Falcon Heavy Launch

Last week, SpaceX successfully launched its Falcon Heavy booster for the first time from the Kennedy Space Center in Florida. This achievement puts American industry at the forefront of space exploration, proving that where government stalls, the private sector takes over the job of innovation. And they do it at lower costs, with David Bowie blasting in the background.

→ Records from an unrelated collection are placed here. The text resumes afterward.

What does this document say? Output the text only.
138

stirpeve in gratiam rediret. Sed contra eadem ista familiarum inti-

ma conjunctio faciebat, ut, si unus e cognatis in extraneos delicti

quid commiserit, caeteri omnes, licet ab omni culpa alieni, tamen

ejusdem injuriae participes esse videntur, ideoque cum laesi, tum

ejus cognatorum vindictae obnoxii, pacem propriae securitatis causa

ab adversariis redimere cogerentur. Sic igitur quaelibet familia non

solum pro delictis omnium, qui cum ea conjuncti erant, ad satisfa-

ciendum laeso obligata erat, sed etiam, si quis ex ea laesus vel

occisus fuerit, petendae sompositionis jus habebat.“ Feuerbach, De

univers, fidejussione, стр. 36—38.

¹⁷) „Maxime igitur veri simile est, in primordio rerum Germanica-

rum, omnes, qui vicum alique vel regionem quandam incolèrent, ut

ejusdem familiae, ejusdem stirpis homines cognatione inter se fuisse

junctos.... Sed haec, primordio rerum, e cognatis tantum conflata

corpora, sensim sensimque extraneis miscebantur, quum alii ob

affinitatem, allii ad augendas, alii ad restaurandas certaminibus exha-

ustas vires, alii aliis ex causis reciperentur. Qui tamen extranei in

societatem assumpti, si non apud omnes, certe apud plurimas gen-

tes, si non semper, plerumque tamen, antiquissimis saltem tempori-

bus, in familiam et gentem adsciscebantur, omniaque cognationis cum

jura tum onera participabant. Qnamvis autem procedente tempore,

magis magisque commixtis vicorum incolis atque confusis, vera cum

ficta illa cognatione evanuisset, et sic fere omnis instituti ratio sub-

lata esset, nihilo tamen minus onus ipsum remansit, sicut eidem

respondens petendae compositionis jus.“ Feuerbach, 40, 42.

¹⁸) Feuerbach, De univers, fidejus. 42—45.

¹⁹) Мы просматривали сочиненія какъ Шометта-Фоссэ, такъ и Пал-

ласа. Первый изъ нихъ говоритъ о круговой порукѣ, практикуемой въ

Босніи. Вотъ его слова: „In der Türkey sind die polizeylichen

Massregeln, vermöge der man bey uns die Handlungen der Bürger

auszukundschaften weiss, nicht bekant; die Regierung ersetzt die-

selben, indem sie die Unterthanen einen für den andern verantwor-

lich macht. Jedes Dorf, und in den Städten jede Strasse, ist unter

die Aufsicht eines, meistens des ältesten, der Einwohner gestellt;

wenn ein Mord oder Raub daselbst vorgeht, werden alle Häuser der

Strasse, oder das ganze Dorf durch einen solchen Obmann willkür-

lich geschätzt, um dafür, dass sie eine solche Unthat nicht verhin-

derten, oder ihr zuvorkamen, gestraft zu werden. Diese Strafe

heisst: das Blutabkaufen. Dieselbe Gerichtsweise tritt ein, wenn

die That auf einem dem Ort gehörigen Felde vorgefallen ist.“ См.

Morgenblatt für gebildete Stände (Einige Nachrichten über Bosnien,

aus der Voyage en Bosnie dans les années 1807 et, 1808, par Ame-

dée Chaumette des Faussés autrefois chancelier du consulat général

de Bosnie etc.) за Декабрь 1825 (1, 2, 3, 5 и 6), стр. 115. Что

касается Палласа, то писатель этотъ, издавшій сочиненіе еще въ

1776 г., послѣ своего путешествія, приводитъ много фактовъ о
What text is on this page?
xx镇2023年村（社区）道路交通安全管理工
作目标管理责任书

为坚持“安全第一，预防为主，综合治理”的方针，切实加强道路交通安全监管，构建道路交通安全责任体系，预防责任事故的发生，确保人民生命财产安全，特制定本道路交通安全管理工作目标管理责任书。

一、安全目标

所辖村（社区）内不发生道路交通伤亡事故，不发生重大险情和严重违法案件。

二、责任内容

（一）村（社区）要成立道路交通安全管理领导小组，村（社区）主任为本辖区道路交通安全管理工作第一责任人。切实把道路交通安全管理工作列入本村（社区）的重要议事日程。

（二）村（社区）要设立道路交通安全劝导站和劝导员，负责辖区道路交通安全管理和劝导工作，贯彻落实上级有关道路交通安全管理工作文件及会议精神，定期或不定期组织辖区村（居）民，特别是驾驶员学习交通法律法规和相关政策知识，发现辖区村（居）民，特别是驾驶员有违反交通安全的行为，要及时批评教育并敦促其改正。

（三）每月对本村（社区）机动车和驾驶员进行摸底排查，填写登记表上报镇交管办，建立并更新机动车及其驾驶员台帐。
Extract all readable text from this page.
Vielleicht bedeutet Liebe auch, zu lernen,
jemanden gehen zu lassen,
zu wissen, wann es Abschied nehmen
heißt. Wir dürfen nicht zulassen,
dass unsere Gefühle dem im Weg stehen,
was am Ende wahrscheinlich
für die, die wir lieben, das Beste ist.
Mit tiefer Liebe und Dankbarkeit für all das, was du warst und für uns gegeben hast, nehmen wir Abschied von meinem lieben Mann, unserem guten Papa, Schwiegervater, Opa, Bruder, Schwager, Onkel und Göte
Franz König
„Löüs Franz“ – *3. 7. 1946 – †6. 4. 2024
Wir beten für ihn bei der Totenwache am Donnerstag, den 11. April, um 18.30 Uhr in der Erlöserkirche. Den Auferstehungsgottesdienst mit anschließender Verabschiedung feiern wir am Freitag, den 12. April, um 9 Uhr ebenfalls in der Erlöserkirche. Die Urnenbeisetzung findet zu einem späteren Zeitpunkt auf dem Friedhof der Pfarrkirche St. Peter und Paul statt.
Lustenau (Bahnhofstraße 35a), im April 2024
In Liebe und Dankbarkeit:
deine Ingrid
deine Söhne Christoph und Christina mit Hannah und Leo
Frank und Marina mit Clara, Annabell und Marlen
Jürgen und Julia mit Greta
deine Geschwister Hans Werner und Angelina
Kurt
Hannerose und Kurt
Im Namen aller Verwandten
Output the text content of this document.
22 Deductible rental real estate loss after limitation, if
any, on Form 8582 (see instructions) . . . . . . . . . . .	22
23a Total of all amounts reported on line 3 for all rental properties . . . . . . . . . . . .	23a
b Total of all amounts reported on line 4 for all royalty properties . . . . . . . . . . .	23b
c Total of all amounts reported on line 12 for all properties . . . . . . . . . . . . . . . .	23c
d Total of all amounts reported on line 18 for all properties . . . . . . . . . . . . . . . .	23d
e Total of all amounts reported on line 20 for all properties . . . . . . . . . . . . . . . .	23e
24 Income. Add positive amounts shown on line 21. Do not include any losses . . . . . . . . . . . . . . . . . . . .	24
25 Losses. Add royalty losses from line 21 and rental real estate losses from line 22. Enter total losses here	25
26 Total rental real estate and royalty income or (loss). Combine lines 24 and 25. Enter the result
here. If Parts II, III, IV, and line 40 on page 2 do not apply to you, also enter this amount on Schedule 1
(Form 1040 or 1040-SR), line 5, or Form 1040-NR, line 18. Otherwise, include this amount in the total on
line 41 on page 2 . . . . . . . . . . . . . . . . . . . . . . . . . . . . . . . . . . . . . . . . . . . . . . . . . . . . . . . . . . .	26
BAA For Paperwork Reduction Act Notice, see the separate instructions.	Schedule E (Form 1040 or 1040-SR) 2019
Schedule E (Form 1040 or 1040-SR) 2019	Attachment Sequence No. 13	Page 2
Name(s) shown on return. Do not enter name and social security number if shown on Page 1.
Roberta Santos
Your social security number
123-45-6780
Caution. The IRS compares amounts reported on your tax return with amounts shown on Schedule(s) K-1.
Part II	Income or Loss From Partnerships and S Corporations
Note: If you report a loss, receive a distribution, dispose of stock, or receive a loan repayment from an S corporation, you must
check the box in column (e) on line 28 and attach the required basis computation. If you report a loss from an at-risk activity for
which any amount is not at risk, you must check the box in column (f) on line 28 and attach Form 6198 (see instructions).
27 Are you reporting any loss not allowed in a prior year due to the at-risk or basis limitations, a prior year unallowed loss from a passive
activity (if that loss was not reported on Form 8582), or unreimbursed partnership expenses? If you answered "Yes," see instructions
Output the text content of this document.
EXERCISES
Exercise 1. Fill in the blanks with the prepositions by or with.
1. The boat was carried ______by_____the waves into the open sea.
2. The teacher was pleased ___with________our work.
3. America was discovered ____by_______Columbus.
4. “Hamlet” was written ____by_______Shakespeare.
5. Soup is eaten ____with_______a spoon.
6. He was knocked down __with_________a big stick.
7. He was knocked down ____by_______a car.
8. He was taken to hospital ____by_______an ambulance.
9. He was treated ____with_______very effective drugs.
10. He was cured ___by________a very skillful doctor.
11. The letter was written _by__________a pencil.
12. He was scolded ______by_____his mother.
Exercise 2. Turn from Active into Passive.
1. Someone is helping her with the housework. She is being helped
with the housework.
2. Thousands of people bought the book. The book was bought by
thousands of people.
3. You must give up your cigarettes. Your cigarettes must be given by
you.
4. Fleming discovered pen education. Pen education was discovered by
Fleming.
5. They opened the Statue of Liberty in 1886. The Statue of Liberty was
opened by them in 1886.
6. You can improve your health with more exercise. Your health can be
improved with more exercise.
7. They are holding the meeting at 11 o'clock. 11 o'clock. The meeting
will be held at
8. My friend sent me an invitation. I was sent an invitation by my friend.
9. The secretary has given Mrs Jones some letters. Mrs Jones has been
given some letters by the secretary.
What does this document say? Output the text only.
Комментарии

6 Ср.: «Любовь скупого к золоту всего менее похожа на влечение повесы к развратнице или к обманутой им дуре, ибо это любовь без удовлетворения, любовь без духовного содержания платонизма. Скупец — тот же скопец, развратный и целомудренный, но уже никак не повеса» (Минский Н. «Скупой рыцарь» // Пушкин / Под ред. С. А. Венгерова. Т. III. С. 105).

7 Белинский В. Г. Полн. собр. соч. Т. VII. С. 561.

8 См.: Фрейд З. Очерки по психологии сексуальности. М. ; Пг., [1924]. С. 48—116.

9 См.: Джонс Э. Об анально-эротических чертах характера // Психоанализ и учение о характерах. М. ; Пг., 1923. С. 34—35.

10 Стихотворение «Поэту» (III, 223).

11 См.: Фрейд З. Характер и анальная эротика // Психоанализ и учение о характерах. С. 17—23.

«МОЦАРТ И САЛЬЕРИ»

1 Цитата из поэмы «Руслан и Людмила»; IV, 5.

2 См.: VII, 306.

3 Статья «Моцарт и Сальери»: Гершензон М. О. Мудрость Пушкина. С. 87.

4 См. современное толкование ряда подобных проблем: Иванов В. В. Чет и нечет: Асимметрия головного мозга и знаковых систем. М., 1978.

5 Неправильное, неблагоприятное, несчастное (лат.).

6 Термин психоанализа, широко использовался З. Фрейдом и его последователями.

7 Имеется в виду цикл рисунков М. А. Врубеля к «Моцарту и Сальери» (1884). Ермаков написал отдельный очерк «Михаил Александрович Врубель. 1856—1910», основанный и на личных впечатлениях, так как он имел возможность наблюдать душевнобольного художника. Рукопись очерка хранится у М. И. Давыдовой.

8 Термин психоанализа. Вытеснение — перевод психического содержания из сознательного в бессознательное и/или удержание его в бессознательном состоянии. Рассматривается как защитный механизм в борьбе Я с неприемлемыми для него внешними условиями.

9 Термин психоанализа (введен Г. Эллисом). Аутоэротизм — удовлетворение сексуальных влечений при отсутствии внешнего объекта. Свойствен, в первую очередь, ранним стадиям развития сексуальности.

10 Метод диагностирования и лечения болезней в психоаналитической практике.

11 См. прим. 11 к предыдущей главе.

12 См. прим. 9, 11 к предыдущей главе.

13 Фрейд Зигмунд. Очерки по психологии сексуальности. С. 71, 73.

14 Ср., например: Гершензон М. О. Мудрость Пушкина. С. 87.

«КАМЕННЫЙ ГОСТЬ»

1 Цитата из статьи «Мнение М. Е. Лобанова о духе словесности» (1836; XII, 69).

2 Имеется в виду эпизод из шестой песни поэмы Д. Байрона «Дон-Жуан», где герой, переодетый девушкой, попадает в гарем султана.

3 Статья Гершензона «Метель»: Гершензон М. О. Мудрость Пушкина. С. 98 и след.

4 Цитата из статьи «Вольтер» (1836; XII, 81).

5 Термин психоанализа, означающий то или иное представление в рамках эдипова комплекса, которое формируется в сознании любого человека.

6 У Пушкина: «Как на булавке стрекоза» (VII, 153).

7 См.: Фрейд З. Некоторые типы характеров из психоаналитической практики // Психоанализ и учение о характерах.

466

At 229.6 feet tall, the Falcon Heavy rocket is quickly becoming the most powerful. It has the liftoff thrust of 5 million pounds and capability for more than 140,000 pounds. Competing with this rocket is NASA’s new Space Launch System (SLS), which is being designed to take humans in interplanetary missions. According to CNN, the agency will design new rockets for each new mission. The SLS costs $2.6 billion annually to develop and build the ground launch systems at the Kennedy Space Center. The three year delay of the SLS will add another $7.8 billion to its already costly development. ArsTechnica notes, “That $7.8 billion equates to 86 launches of the reusable Falcon Heavy or 52 of the expendable version.”  

In 1969, NASA’s Saturn V rocket brought humans to the moon, and took us back to space throughout the ’70s. While the Saturn V was a breakthrough in human engineering, innovation is on the horizon to take us into the 21st Century of space exploration. SpaceX CEO Elon Musk is now taking that dream of humanity in space to new heights, at lower costs. When the Saturn V was being produced, it cost $1,160,000,000 (adjusted for 2016 inflation) to launch from the Kennedy Center pads. In comparison, the Falcon Heavy costs $90,000,000 to launch, cutting prices 7.8%.

This means that the U.S. can launch 13 Falcon Heavy rockets for every Saturn V rocket launched.

Additionally, NASA tried to do a review of the SLS at the request of the Trump administration to determine whether astronauts would be able to fly on the rocket’s first mission. However, the report found that it would be too difficult, dangerous, and expensive for NASA to pull off in 2019.

Despite this, NASA announced in 2017 that its goal to launch the first SLS would be December 2019. However, this date could be moved due to possible risks, “While the review of the possible manufacturing and production schedule risks indicate a launch date of June 2020, the agency is managing to December 2019,” NASA administrator Robert Lightfoot noted in a statement.

“When you’re talking about the differences in budgets, it’s phenomenal how less expensive Falcon Heavy is compared to a government rocket like SLS,” owner of consulting firm Astralytical Laura Forczyk disclosed to The Verge in a report. Another competitor, the United Launch Alliance’s (ULA) Delta IV Heavy, was also beat on Tuesday by Falcon Heavy’s low cost and high payload. SpaceX’s product can carry at least twice as much as ULA’s at only one-third of the cost. The Falcon Heavy is advertised for $90 million per launch, but the Delta VI Heavy costs between $300 million and $500 million per flight. This cost reduction is significant and exciting for the purchasing power of space exploration.

All this competition makes a clear point—the private market is better at creating innovation to advance human flourishing than government. The market does it at significantly lower costs with exciting new features and entrepreneurial horizons.